Desde niño, mi sombra ha sido un buen amigo. A veces jugábamos a que éramos gigantes, otras veces, a que mi sombra era un monstruo que me perseguía. Pero a medida que fui creciendo, esa inocencia se desvaneció. No había nada amenazador en ella, simplemente estaba ahí, una extensión muda de mí mismo, una compañera en la luz, una nada en la oscuridad. Nunca le presté más atención de la necesaria, hasta hace poco.

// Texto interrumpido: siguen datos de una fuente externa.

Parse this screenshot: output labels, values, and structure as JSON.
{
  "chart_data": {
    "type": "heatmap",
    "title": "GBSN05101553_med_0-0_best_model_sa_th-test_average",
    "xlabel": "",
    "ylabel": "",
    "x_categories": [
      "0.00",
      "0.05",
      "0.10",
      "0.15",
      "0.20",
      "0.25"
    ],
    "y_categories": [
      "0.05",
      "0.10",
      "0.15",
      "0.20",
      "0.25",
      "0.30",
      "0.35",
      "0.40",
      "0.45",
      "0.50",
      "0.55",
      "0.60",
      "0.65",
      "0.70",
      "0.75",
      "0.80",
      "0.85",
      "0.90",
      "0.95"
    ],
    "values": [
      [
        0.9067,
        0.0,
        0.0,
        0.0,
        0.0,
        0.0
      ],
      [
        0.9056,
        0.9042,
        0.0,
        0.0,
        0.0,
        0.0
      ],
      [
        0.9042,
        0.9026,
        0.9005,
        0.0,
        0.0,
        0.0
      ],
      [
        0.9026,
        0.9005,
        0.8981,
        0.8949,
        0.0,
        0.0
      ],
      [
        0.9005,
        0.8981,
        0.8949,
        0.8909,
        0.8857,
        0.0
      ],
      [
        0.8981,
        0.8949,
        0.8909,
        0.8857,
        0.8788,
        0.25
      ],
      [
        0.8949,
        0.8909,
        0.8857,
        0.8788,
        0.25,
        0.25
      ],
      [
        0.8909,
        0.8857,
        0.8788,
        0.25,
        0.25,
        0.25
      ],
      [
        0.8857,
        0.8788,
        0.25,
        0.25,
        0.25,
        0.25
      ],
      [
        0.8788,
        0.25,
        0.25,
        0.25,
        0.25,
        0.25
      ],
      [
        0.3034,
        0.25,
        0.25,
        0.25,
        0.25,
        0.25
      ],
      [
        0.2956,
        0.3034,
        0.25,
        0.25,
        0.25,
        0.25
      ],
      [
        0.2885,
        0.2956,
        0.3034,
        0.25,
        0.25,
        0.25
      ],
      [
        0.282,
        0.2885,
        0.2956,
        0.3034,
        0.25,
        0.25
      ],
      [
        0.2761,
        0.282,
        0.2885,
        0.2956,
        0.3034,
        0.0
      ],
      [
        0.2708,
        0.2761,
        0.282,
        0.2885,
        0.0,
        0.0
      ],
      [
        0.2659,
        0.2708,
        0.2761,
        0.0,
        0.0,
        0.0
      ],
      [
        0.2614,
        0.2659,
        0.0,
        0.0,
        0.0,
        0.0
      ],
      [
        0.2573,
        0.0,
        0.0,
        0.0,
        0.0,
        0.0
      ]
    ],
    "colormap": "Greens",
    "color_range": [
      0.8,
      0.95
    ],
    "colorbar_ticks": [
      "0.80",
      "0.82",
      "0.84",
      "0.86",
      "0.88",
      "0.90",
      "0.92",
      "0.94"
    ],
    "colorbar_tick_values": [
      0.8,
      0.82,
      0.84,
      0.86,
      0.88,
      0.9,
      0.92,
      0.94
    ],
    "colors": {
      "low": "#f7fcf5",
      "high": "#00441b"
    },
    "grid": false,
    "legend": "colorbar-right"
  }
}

Todo comenzó con un parpadeo. Me estaba atando los zapatos en un pasillo iluminado y noté que mi sombra se desvaneció por un segundo, y luego regresó. La atribuí al cansancio, o a un fallo en la bombilla. Pero luego, ocurrió de nuevo. Esta vez, al salir de un ascensor. Justo cuando la luz me dio de frente, mi sombra parpadeó de nuevo, y al regresar, por un instante, me pareció un poco más grande de lo normal.
Ignoré la extraña sensación. Pero el parpadeo se hizo más frecuente, y la sensación, más fuerte. A la luz de los faros de los coches, en el sol de la tarde, mi sombra parpadeaba, y cada vez que lo hacía, era un poco más oscura, un poco más nítida, como si la negrura se condensara en ella.

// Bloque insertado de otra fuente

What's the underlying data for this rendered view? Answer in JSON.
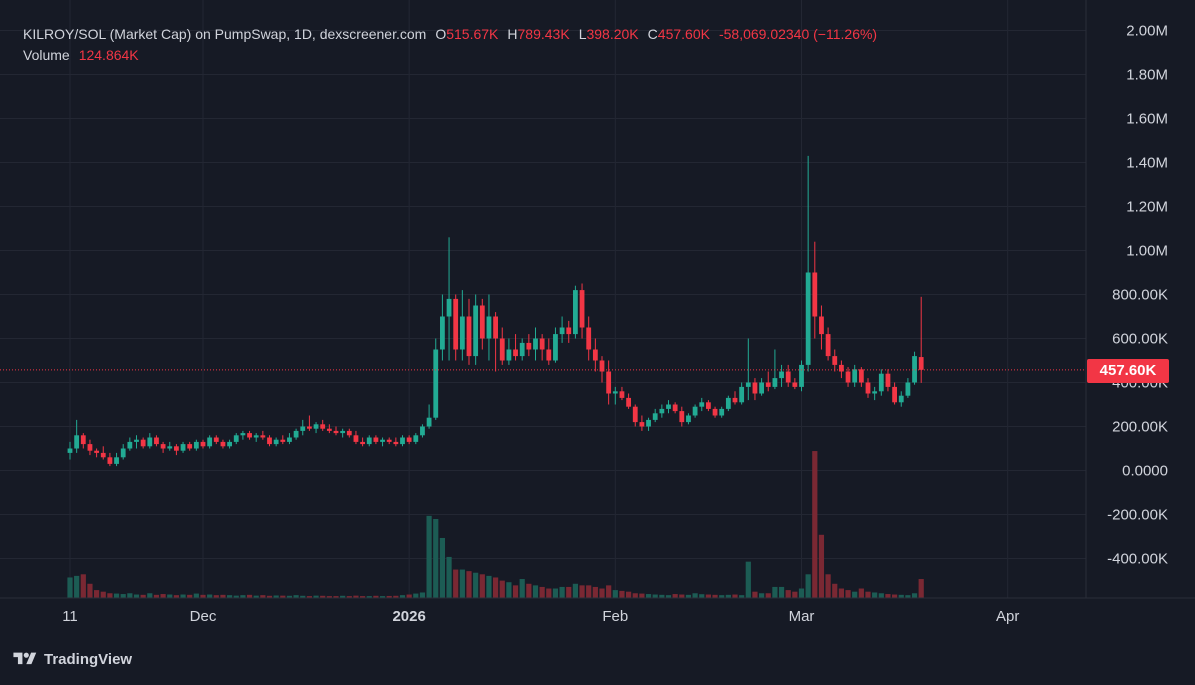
{
  "legend": {
    "title": "KILROY/SOL (Market Cap) on PumpSwap, 1D, dexscreener.com",
    "open_label": "O",
    "open": "515.67K",
    "high_label": "H",
    "high": "789.43K",
    "low_label": "L",
    "low": "398.20K",
    "close_label": "C",
    "close": "457.60K",
    "change": "-58,069.02340 (−11.26%)",
    "volume_label": "Volume",
    "volume": "124.864K"
  },
  "last_price_label": "457.60K",
  "branding": "TradingView",
  "colors": {
    "up": "#22ab94",
    "down": "#f23645",
    "background": "#161a25",
    "grid": "#232733",
    "text": "#d1d4dc",
    "volume_up": "#1c5c54",
    "volume_down": "#7a2833"
  },
  "chart_data": {
    "type": "candlestick",
    "title": "KILROY/SOL (Market Cap) on PumpSwap, 1D, dexscreener.com",
    "ylim": [
      -560000,
      2030000
    ],
    "y_ticks": [
      {
        "value": 2000000,
        "label": "2.00M"
      },
      {
        "value": 1800000,
        "label": "1.80M"
      },
      {
        "value": 1600000,
        "label": "1.60M"
      },
      {
        "value": 1400000,
        "label": "1.40M"
      },
      {
        "value": 1200000,
        "label": "1.20M"
      },
      {
        "value": 1000000,
        "label": "1.00M"
      },
      {
        "value": 800000,
        "label": "800.00K"
      },
      {
        "value": 600000,
        "label": "600.00K"
      },
      {
        "value": 400000,
        "label": "400.00K"
      },
      {
        "value": 200000,
        "label": "200.00K"
      },
      {
        "value": 0,
        "label": "0.0000"
      },
      {
        "value": -200000,
        "label": "-200.00K"
      },
      {
        "value": -400000,
        "label": "-400.00K"
      }
    ],
    "x_ticks": [
      {
        "day": 0,
        "label": "11"
      },
      {
        "day": 20,
        "label": "Dec"
      },
      {
        "day": 51,
        "label": "2026"
      },
      {
        "day": 82,
        "label": "Feb"
      },
      {
        "day": 110,
        "label": "Mar"
      },
      {
        "day": 141,
        "label": "Apr"
      }
    ],
    "grid": true,
    "last_price": 457600,
    "series": [
      {
        "name": "Market Cap",
        "ohlc": [
          [
            80000,
            130000,
            50000,
            100000
          ],
          [
            100000,
            230000,
            80000,
            160000
          ],
          [
            160000,
            170000,
            100000,
            120000
          ],
          [
            120000,
            140000,
            70000,
            90000
          ],
          [
            90000,
            100000,
            60000,
            80000
          ],
          [
            80000,
            110000,
            50000,
            60000
          ],
          [
            60000,
            80000,
            20000,
            30000
          ],
          [
            30000,
            80000,
            20000,
            60000
          ],
          [
            60000,
            120000,
            50000,
            100000
          ],
          [
            100000,
            150000,
            90000,
            130000
          ],
          [
            130000,
            160000,
            100000,
            140000
          ],
          [
            140000,
            150000,
            100000,
            110000
          ],
          [
            110000,
            170000,
            100000,
            150000
          ],
          [
            150000,
            160000,
            110000,
            120000
          ],
          [
            120000,
            130000,
            80000,
            100000
          ],
          [
            100000,
            130000,
            90000,
            110000
          ],
          [
            110000,
            120000,
            70000,
            90000
          ],
          [
            90000,
            130000,
            80000,
            120000
          ],
          [
            120000,
            130000,
            90000,
            100000
          ],
          [
            100000,
            140000,
            90000,
            130000
          ],
          [
            130000,
            140000,
            100000,
            110000
          ],
          [
            110000,
            160000,
            100000,
            150000
          ],
          [
            150000,
            160000,
            120000,
            130000
          ],
          [
            130000,
            140000,
            100000,
            110000
          ],
          [
            110000,
            140000,
            100000,
            130000
          ],
          [
            130000,
            170000,
            120000,
            160000
          ],
          [
            160000,
            180000,
            140000,
            170000
          ],
          [
            170000,
            180000,
            140000,
            150000
          ],
          [
            150000,
            170000,
            130000,
            160000
          ],
          [
            160000,
            180000,
            140000,
            150000
          ],
          [
            150000,
            160000,
            110000,
            120000
          ],
          [
            120000,
            150000,
            110000,
            140000
          ],
          [
            140000,
            160000,
            120000,
            130000
          ],
          [
            130000,
            170000,
            120000,
            150000
          ],
          [
            150000,
            190000,
            140000,
            180000
          ],
          [
            180000,
            230000,
            160000,
            200000
          ],
          [
            200000,
            250000,
            180000,
            190000
          ],
          [
            190000,
            220000,
            170000,
            210000
          ],
          [
            210000,
            230000,
            180000,
            190000
          ],
          [
            190000,
            210000,
            170000,
            180000
          ],
          [
            180000,
            200000,
            160000,
            170000
          ],
          [
            170000,
            190000,
            150000,
            180000
          ],
          [
            180000,
            190000,
            150000,
            160000
          ],
          [
            160000,
            180000,
            120000,
            130000
          ],
          [
            130000,
            150000,
            110000,
            120000
          ],
          [
            120000,
            160000,
            110000,
            150000
          ],
          [
            150000,
            160000,
            120000,
            130000
          ],
          [
            130000,
            150000,
            110000,
            140000
          ],
          [
            140000,
            150000,
            120000,
            130000
          ],
          [
            130000,
            150000,
            110000,
            120000
          ],
          [
            120000,
            160000,
            110000,
            150000
          ],
          [
            150000,
            160000,
            120000,
            130000
          ],
          [
            130000,
            170000,
            120000,
            160000
          ],
          [
            160000,
            210000,
            150000,
            200000
          ],
          [
            200000,
            300000,
            190000,
            240000
          ],
          [
            240000,
            600000,
            230000,
            550000
          ],
          [
            550000,
            800000,
            500000,
            700000
          ],
          [
            700000,
            1060000,
            500000,
            780000
          ],
          [
            780000,
            800000,
            500000,
            550000
          ],
          [
            550000,
            820000,
            500000,
            700000
          ],
          [
            700000,
            780000,
            480000,
            520000
          ],
          [
            520000,
            800000,
            480000,
            750000
          ],
          [
            750000,
            780000,
            550000,
            600000
          ],
          [
            600000,
            800000,
            500000,
            700000
          ],
          [
            700000,
            720000,
            450000,
            600000
          ],
          [
            600000,
            650000,
            480000,
            500000
          ],
          [
            500000,
            600000,
            480000,
            550000
          ],
          [
            550000,
            620000,
            500000,
            520000
          ],
          [
            520000,
            600000,
            500000,
            580000
          ],
          [
            580000,
            620000,
            520000,
            550000
          ],
          [
            550000,
            650000,
            500000,
            600000
          ],
          [
            600000,
            620000,
            500000,
            550000
          ],
          [
            550000,
            600000,
            480000,
            500000
          ],
          [
            500000,
            650000,
            490000,
            620000
          ],
          [
            620000,
            700000,
            580000,
            650000
          ],
          [
            650000,
            680000,
            580000,
            620000
          ],
          [
            620000,
            840000,
            600000,
            820000
          ],
          [
            820000,
            850000,
            600000,
            650000
          ],
          [
            650000,
            700000,
            500000,
            550000
          ],
          [
            550000,
            600000,
            450000,
            500000
          ],
          [
            500000,
            520000,
            400000,
            450000
          ],
          [
            450000,
            500000,
            300000,
            350000
          ],
          [
            350000,
            380000,
            300000,
            360000
          ],
          [
            360000,
            380000,
            320000,
            330000
          ],
          [
            330000,
            350000,
            280000,
            290000
          ],
          [
            290000,
            300000,
            200000,
            220000
          ],
          [
            220000,
            250000,
            180000,
            200000
          ],
          [
            200000,
            240000,
            180000,
            230000
          ],
          [
            230000,
            280000,
            220000,
            260000
          ],
          [
            260000,
            300000,
            240000,
            280000
          ],
          [
            280000,
            320000,
            260000,
            300000
          ],
          [
            300000,
            310000,
            260000,
            270000
          ],
          [
            270000,
            290000,
            200000,
            220000
          ],
          [
            220000,
            260000,
            210000,
            250000
          ],
          [
            250000,
            300000,
            240000,
            290000
          ],
          [
            290000,
            330000,
            270000,
            310000
          ],
          [
            310000,
            320000,
            270000,
            280000
          ],
          [
            280000,
            290000,
            240000,
            250000
          ],
          [
            250000,
            290000,
            240000,
            280000
          ],
          [
            280000,
            340000,
            270000,
            330000
          ],
          [
            330000,
            360000,
            300000,
            310000
          ],
          [
            310000,
            400000,
            300000,
            380000
          ],
          [
            380000,
            600000,
            320000,
            400000
          ],
          [
            400000,
            420000,
            320000,
            350000
          ],
          [
            350000,
            420000,
            340000,
            400000
          ],
          [
            400000,
            450000,
            360000,
            380000
          ],
          [
            380000,
            550000,
            370000,
            420000
          ],
          [
            420000,
            480000,
            380000,
            450000
          ],
          [
            450000,
            480000,
            380000,
            400000
          ],
          [
            400000,
            420000,
            370000,
            380000
          ],
          [
            380000,
            500000,
            360000,
            480000
          ],
          [
            480000,
            1430000,
            450000,
            900000
          ],
          [
            900000,
            1040000,
            600000,
            700000
          ],
          [
            700000,
            750000,
            550000,
            620000
          ],
          [
            620000,
            650000,
            500000,
            520000
          ],
          [
            520000,
            550000,
            450000,
            480000
          ],
          [
            480000,
            500000,
            420000,
            450000
          ],
          [
            450000,
            470000,
            380000,
            400000
          ],
          [
            400000,
            480000,
            380000,
            460000
          ],
          [
            460000,
            470000,
            380000,
            400000
          ],
          [
            400000,
            420000,
            330000,
            350000
          ],
          [
            350000,
            380000,
            320000,
            360000
          ],
          [
            360000,
            460000,
            340000,
            440000
          ],
          [
            440000,
            460000,
            360000,
            380000
          ],
          [
            380000,
            400000,
            300000,
            310000
          ],
          [
            310000,
            360000,
            290000,
            340000
          ],
          [
            340000,
            420000,
            330000,
            400000
          ],
          [
            400000,
            540000,
            390000,
            520000
          ],
          [
            515670,
            789430,
            398200,
            457600
          ]
        ]
      },
      {
        "name": "Volume",
        "volume": [
          130,
          140,
          150,
          90,
          50,
          40,
          30,
          28,
          25,
          30,
          22,
          20,
          30,
          20,
          25,
          22,
          18,
          22,
          20,
          28,
          20,
          22,
          18,
          20,
          18,
          15,
          18,
          20,
          15,
          18,
          14,
          16,
          15,
          14,
          18,
          14,
          12,
          15,
          14,
          12,
          12,
          14,
          12,
          15,
          12,
          12,
          14,
          12,
          13,
          14,
          18,
          22,
          28,
          35,
          520,
          500,
          380,
          260,
          180,
          180,
          170,
          160,
          150,
          140,
          130,
          110,
          100,
          80,
          120,
          90,
          80,
          70,
          60,
          60,
          70,
          70,
          90,
          80,
          80,
          70,
          60,
          80,
          50,
          45,
          40,
          30,
          28,
          25,
          22,
          20,
          18,
          25,
          22,
          20,
          30,
          24,
          22,
          20,
          18,
          20,
          22,
          18,
          230,
          40,
          30,
          30,
          70,
          70,
          50,
          40,
          60,
          150,
          930,
          400,
          150,
          90,
          60,
          50,
          40,
          60,
          40,
          35,
          30,
          25,
          22,
          20,
          18,
          30,
          120
        ]
      }
    ]
  }
}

Una noche, me desperté por un escalofrío. La luna llena brillaba a través de la ventana, bañando la habitación con una luz plateada. Me senté en la cama, y vi mi sombra proyectada en la pared. No estaba quieta. Se movía. Se estiraba y se contraía, como si respirara. Y mientras lo hacía, vi su contorno cambiar. Mis hombros eran más anchos, mis brazos, más largos, y mis manos terminaban en dedos afilados, como garras.
El pánico se apoderó de mí. Salté de la cama, y mi sombra, por un segundo, no se movió conmigo. Se quedó quieta, pegada a la pared, como si tuviera una voluntad propia. Luego, con un movimiento que no pude entender, se desprendió de la pared y se deslizó por el suelo, en mi dirección. No hizo ruido. Era una mancha de oscuridad que se movía sin fricción, sin peso, sin sonido.
Caí de espaldas, mis manos buscando a tientas la lámpara de la mesilla de noche. La encendí, y el haz de luz blanca golpeó mi sombra. Por un momento, se detuvo. Y luego, para mi horror, no se disipó. Se levantó. Como una sábana de oscuridad, se alzó del suelo, y se quedó frente a mí, con mi misma forma, pero con el contorno de un depredador. No tenía rostro, no tenía ojos, no tenía boca, pero pude sentir su mirada, una sensación de vacío y de hambre que me heló los alma.
Me arrastré hacia la puerta, pero mi sombra se movió más rápido. Pasó a mi lado, y se interpuso entre la puerta y yo. Sentí su frío. Un frío que no pertenecía a este mundo, un frío que me quemaba la piel.
"¿Qué eres?" susurré, la voz un hilo tembloroso en el aire. No hubo respuesta. La sombra levantó su mano, y la oscuridad se condensó en su palma, formando una bola de tinieblas pulsantes. La arrojó hacia la puerta, y la madera se desintegró con un chirrido, dejando un agujero negro y humeante.
Comprendí. No era una entidad separada de mí. Era yo. Era la parte más oscura de mí mismo, la ira, el miedo, la maldad que había reprimido toda mi vida. La sombra no me quería matar. Quería poseerme, quería reclamar mi cuerpo para sí, para poder actuar libremente, para poder dar rienda suelta a su naturaleza.
Me quedé inmóvil, paralizado por el horror. La sombra se acercó a mí, y sus bordes se volvieron borrosos, su forma, un remolino de oscuridad que se expandía. Sabía lo que iba a pasar. Iba a fundirse conmigo, a convertirse en la fuerza dominante, a borrar mi conciencia y mi voluntad.
En el último momento, mi mano tocó mi corazón. No la sentía. Mi cuerpo se había entumecido. Pero pude sentir un dolor, un dolor de pérdida. No de mi vida, sino de mi ser. Y en ese instante de terror puro, me di cuenta de que mi sombra me había estado robando mi humanidad poco a poco, en cada parpadeo, en cada crecimiento imperceptible.
La sombra se abalanzó sobre mí. El frío me envolvió, la oscuridad me ahogó. El miedo se convirtió en un grito silencioso que se perdió en la nada. La última cosa que vi antes de que mi conciencia se desvaneciera por completo, fue mi sombra. Una sombra que ya no era una mancha en el suelo, sino una silueta que se alzaba sobre mí, que me miraba, que me devoraba.
Cuando el sol salió, un hombre se levantó de la cama. Parecía normal. Pero su cara era pálida, sus ojos, vacíos. Y en el suelo de la habitación, había una sombra. Una sombra quieta. Una sombra que sonreía.